For changing surface properties of CNCs via polymer grafting, there are three primary strategies of “grafting onto”, “grafting from”, and “grafting through” (Fig. 6). The “grafting onto” method (Fig. 6(a)) involves anchoring a synthesized polymer chain to the surface of the substrate through covalent bonds. It offers the benefits of a well-defined molecular weight and narrow dispersity of the polymer. However, the approach can be limited by steric hindrance, resulting in a lower grafting density on the surface. This can reduce the efficiency of polymer surface functionalization, especially in the case of high molecular weight polymer chains. The “grafting from” (Fig. 6(b)) technique is known as surface-initiated polymerization (SIP), which involves initiating polymerization directly from initiation sites located on the surface of the substrate. The “grafting from” procedure typically yields a higher grafting density, as the polymer chains grow directly from the surface, reducing steric hindrance. However, controlling the molecular weight of the grafted polymers and achieving uniform polymerization can be more challenging in contrast to the “grafting onto” procedure. In the “grafting through” procedure, solid substrates are functionalized with polymerizable groups (e.g., acrylic groups), and then in situ polymerization is carried out to form grafted polymer chains. This method combines elements of “grafting onto” along with “grafting from,” providing flexibility in terms of grafting density and polymerization control. These surface modification techniques are critical for optimizing CNCs for specific applications, as they allow the adjustment of properties, such as hydrophobicity, chemical reactivity, and responsiveness to external stimuli, ultimately broadening the range of uses for CNC-based materials in various industries [12].

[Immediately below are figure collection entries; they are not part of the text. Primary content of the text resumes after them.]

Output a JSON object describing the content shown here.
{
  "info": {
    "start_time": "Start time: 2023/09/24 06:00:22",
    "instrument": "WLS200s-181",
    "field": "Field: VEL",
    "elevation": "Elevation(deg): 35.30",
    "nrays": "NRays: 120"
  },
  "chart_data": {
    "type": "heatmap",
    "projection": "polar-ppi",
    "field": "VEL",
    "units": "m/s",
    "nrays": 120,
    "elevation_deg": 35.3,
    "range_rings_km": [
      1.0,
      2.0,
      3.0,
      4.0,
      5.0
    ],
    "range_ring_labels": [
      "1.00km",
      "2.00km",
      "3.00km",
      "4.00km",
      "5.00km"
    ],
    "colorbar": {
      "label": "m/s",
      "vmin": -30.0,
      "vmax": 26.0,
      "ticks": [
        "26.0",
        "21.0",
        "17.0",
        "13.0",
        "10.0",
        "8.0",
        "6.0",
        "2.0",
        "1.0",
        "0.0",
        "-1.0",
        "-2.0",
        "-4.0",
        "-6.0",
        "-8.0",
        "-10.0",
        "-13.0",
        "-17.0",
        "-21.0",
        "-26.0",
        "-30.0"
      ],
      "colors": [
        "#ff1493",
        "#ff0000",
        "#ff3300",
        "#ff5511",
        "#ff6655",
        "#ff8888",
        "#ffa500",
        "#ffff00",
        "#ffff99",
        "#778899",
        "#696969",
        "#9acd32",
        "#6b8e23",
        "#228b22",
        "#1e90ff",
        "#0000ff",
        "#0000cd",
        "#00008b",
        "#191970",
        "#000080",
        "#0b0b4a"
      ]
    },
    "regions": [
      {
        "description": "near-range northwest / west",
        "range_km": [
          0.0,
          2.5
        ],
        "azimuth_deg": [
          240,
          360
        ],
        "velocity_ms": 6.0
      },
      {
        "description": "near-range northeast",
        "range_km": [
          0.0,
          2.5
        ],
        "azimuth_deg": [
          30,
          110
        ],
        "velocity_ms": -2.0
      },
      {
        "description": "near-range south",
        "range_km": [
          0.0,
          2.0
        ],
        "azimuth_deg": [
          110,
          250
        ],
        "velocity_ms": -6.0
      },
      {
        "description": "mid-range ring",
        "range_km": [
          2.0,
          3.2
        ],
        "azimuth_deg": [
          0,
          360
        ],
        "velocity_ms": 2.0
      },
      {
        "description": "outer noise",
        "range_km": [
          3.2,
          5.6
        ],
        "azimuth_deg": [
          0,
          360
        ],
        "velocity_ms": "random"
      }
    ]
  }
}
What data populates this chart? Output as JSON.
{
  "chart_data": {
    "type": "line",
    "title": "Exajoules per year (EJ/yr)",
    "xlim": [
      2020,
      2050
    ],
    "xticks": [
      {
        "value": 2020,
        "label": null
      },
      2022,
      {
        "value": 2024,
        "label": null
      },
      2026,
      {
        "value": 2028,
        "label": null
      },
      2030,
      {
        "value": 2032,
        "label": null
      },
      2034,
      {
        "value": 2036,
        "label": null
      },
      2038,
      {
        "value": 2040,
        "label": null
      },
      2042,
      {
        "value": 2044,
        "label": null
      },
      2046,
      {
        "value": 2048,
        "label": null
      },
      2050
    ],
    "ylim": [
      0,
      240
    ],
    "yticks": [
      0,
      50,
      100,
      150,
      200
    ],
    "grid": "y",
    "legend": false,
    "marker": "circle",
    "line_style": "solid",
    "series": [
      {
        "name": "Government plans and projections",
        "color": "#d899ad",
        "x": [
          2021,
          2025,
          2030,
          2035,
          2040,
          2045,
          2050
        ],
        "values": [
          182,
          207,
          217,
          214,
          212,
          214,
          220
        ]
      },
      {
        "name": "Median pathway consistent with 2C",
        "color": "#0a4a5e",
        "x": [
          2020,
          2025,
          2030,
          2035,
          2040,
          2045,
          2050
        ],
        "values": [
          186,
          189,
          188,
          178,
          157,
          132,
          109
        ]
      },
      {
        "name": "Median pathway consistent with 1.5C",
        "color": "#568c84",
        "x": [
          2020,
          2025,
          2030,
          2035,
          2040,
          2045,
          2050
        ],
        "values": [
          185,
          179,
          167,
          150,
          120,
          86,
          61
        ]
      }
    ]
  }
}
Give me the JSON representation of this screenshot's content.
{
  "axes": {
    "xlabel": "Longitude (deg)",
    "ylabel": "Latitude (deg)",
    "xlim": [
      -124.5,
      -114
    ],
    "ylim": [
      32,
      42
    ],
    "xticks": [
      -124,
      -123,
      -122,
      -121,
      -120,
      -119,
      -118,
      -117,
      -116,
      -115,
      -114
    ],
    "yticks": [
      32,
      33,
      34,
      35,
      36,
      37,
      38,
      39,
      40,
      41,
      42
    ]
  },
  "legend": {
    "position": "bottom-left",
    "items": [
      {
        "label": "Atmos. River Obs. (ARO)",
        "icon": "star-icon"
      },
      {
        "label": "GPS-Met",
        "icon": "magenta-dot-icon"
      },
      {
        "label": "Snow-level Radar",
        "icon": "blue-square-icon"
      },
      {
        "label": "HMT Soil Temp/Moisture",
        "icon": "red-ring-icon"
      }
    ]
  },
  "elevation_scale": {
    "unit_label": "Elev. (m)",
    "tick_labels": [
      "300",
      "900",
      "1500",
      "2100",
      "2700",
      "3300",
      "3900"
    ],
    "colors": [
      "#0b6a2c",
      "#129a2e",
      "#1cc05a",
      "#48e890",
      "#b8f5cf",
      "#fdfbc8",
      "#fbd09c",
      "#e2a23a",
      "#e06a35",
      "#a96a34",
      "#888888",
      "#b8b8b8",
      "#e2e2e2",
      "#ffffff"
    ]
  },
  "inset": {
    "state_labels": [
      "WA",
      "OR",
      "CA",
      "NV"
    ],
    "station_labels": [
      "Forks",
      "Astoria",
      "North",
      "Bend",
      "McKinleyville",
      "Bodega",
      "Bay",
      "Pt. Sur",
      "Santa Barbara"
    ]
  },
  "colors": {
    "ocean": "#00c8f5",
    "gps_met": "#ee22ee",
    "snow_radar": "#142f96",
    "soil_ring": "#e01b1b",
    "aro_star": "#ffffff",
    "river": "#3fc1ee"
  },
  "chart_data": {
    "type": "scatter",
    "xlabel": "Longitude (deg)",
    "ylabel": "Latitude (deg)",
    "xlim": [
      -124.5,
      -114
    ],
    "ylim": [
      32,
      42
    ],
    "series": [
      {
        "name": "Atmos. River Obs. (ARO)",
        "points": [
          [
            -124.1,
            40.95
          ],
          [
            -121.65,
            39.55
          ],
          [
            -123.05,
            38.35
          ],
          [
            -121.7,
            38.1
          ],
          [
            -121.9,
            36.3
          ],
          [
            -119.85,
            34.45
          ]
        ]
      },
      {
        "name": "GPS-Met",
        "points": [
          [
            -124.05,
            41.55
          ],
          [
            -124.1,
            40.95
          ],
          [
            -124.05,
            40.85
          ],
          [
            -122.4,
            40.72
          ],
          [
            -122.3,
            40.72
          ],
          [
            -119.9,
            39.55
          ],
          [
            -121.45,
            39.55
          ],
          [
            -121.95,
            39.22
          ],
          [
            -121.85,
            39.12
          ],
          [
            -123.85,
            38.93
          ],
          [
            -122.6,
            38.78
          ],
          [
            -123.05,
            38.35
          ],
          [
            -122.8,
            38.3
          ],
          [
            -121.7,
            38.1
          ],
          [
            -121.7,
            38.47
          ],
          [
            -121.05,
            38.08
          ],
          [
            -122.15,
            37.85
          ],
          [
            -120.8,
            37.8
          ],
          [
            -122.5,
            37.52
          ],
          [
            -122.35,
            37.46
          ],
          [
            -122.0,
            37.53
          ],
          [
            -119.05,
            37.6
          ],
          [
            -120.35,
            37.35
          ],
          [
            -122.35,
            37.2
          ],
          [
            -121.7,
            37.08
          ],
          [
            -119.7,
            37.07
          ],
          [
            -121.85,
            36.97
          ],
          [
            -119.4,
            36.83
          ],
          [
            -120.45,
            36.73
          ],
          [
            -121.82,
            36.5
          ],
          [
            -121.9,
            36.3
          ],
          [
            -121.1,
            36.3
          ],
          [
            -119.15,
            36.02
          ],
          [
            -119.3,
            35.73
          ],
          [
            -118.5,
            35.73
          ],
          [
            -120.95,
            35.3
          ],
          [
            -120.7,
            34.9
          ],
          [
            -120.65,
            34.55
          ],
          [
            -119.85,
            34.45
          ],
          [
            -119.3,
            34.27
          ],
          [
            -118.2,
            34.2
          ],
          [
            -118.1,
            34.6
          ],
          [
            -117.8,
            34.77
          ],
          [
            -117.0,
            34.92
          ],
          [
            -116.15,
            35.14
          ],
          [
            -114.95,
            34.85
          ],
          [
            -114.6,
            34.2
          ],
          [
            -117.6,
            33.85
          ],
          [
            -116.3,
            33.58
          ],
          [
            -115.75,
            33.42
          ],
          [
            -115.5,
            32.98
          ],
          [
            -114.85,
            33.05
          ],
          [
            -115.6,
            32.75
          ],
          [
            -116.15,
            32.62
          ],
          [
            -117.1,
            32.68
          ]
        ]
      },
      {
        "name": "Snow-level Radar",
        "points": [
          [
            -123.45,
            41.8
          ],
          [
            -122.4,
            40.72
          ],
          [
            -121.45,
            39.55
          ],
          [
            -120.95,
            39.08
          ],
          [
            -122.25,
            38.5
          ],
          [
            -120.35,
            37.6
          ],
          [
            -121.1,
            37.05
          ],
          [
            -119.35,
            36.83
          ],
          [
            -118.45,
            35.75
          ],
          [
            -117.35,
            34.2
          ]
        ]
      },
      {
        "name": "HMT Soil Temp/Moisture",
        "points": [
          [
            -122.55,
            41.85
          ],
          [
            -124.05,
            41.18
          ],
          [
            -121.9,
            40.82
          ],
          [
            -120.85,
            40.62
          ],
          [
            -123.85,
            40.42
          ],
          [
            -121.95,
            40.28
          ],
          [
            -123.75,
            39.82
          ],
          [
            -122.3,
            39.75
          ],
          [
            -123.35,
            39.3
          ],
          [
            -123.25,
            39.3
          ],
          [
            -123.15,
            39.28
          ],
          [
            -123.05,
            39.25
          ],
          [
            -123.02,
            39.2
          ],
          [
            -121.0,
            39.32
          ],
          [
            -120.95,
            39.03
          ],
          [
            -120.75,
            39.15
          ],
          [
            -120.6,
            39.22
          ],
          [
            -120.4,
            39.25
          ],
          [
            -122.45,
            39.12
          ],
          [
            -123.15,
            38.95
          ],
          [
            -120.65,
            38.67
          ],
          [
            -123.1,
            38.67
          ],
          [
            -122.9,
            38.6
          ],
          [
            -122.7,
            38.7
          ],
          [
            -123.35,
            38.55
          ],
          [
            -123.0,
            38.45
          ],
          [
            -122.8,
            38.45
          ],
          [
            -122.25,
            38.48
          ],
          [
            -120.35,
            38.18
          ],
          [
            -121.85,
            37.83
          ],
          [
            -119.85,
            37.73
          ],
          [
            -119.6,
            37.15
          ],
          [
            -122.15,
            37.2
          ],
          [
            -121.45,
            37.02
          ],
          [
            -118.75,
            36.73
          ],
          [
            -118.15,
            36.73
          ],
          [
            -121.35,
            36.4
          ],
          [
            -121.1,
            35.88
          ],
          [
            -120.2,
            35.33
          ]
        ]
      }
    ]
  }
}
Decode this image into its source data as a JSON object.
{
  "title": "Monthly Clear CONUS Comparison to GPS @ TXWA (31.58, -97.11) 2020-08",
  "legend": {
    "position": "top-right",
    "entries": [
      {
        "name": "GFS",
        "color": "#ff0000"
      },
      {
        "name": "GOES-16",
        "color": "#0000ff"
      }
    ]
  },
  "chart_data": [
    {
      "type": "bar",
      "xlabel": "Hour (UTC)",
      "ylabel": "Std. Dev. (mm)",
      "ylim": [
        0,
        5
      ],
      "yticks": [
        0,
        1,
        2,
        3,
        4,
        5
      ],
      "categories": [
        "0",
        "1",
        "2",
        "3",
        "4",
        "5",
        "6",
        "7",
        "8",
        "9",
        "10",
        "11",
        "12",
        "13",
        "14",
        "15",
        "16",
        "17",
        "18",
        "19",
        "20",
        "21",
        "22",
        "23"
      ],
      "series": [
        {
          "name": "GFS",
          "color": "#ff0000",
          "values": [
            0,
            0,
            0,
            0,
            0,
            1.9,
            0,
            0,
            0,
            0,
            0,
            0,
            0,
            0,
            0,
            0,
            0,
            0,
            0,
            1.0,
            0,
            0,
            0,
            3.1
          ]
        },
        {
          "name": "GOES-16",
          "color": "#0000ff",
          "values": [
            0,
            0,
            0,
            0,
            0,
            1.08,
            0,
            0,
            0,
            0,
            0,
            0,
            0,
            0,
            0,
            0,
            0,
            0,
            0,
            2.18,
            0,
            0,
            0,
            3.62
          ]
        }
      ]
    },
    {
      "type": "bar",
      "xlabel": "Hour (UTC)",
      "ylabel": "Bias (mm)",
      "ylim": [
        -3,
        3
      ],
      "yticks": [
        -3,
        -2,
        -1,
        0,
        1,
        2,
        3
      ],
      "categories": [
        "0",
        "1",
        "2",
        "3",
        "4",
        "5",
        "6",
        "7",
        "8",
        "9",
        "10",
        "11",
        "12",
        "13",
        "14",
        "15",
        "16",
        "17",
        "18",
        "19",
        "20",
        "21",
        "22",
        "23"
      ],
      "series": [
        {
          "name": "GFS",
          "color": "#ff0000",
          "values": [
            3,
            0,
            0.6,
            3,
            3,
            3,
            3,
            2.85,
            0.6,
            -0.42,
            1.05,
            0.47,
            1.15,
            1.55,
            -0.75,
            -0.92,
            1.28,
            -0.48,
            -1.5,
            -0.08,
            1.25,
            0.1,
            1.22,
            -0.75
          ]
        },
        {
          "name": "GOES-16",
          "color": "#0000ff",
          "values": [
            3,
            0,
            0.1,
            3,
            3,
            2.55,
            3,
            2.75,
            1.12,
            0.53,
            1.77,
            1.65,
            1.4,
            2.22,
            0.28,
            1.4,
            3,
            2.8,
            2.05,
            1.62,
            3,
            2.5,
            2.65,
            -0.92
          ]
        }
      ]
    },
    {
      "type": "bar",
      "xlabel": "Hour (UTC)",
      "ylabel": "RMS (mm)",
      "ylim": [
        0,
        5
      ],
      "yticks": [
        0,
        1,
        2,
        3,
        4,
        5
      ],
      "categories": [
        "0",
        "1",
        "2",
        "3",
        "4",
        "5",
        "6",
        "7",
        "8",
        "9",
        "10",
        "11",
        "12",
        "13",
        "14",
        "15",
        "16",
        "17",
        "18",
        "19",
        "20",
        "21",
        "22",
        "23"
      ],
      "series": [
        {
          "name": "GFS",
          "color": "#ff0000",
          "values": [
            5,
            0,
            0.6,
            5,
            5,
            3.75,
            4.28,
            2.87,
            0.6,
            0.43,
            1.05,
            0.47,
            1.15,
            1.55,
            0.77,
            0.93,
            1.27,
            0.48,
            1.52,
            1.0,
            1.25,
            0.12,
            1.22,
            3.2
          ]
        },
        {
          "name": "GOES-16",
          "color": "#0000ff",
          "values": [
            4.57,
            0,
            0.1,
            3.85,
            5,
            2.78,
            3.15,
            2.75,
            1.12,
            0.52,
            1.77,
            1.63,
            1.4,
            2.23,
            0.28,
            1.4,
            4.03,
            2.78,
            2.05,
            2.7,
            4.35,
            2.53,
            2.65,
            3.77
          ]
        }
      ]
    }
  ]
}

Surface modification of CNCs with polymers reacting to environmental changes offers a robust methodology for fabricating sophisticated substances with adaptable characteristics. This method improves the CNC's ability to blend, remain stable, and spread evenly within various polymer mixtures, while also giving them the capacity to react dynamically to external factors like acidity levels, heat, light, or specific chemical indicators. Chemical bonding of smart polymers to the CNC's surface results in materials that exhibit regulated expansion, reversible organization, or selective interactions with their surroundings. In summary, this technique broadens the range of potential applications for CNCs, establishing it as a pivotal strategy in the fabrication of future-oriented, smart, and environmentally sound nanomaterials [[51], [52], [53]]. Surface energy and wettability of CNCs change after polymer grafting, as shown in Fig. 6(c). This scheme highlights the influence of converting hydroxyl groups to other functional groups or replacing them with polymer chains via small-molecule modification or polymer grafting, respectively, thereby reducing surface energy and changing the nature of CNCs from hydrophilic to hydrophobic.